Depending on your problem domain, the cons may outweigh the pros and so you might just want to stick with straight SQL. It’s important to know when to use and when not to use ORM.

SAY YES TO ORM:

  • it is intended for OLTP applications

SAY NO TO ORM:

  • not intended for batch processing
  • not recommended where there is a need to perform huge analysis

ORMs by example

Considering the below simple model, let’s see how some example usage looks in top ORMs in Python, Java and PHP:

↑ Click on a logo to preview the model in Vertabelo | Download the model as a png file

The ddl for this example looks as follows:

-- tables

-- Table: client

CREATE TABLE client (

    id int  NOT NULL,

    full_name varchar(255)  NOT NULL,

    email varchar(255)  NOT NULL,

    CONSTRAINT client_pk PRIMARY KEY (id)

);

-- Table: purchase

CREATE TABLE purchase (

    id int  NOT NULL,

    purchase_no char(12)  NOT NULL,

    client_id int  NOT NULL,

    CONSTRAINT purchase_pk PRIMARY KEY (id)

);

-- foreign keys

-- Reference:  client_purchase (table: purchase)

ALTER TABLE purchase ADD CONSTRAINT client_purchase

    FOREIGN KEY (client_id)

    REFERENCES client (id)

    NOT DEFERRABLE

    INITIALLY IMMEDIATE

;

Python

Let’s start from one of the most-used Python ORM – SQLAlchemy. This framework provides an ORM with an adopted Data Mapper pattern. It contains two parts. The first one is ORM, while the second one is the Core. The Core is a fully featured SQL abstraction toolkit with SQL Expression Language that enable you to write SQL statements via generative Python expressions. Advanced ORM features like unit of work (confines all the database manipulation code to a specific database session that controls the life cycles of every object in that session. Session here is a beefed up version of database transaction), in-memory collections, eager loading of collections via joins and secondary subselects, and other optimizations allow SQLAlchemy’s ORM to emit efficient queries, select rows from not only tables, but also joins and other select statements and compose it to various Python structures.

In order to map tables to Python classes we have to define subclasses of declarative_base(). If you are using Vertabelo as a database modeling tool, you can provide some automation and generate it using open-source script hosted on Github, that takes as an argument the model structure in Vertabelo XML (you can generate it by clicking on XML button in the application). Follow full tutorial here or you can simply write the classes by hand.
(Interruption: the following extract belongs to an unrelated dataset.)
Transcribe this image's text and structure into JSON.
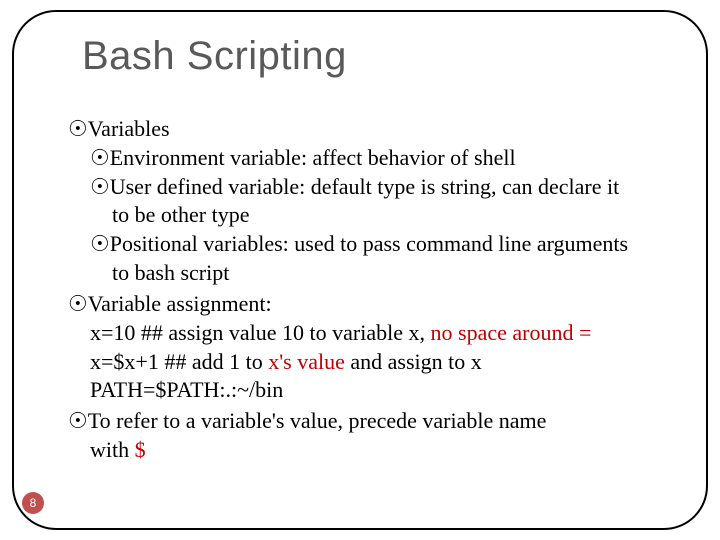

The model looks as follows:

import sqlalchemy

from sqlalchemy import create_engine

from sqlalchemy.ext.declarative import declarative_base

from sqlalchemy import Column, Integer, BigInteger,String, ForeignKey, Unicode, Binary, LargeBinary, Time, DateTime, Date, Text, Boolean

from sqlalchemy.orm import relationship, backref, deferred

from sqlalchemy.orm import sessionmaker

Base = declarative_base()

class Purchase (Base):

    __tablename__ = "purchase"

    id = Column(‘id‘, Integer, primary_key = True)

    purchase_no = Column(‘purchase_no‘, Unicode)

    client_id = Column(‘client_id‘, Integer, ForeignKey(‘client.id‘))

    client = relationship(‘Client‘, foreign_keys=client_id)

class Client (Base):

    __tablename__ = "client"

    id = Column(‘id‘, Integer, primary_key = True)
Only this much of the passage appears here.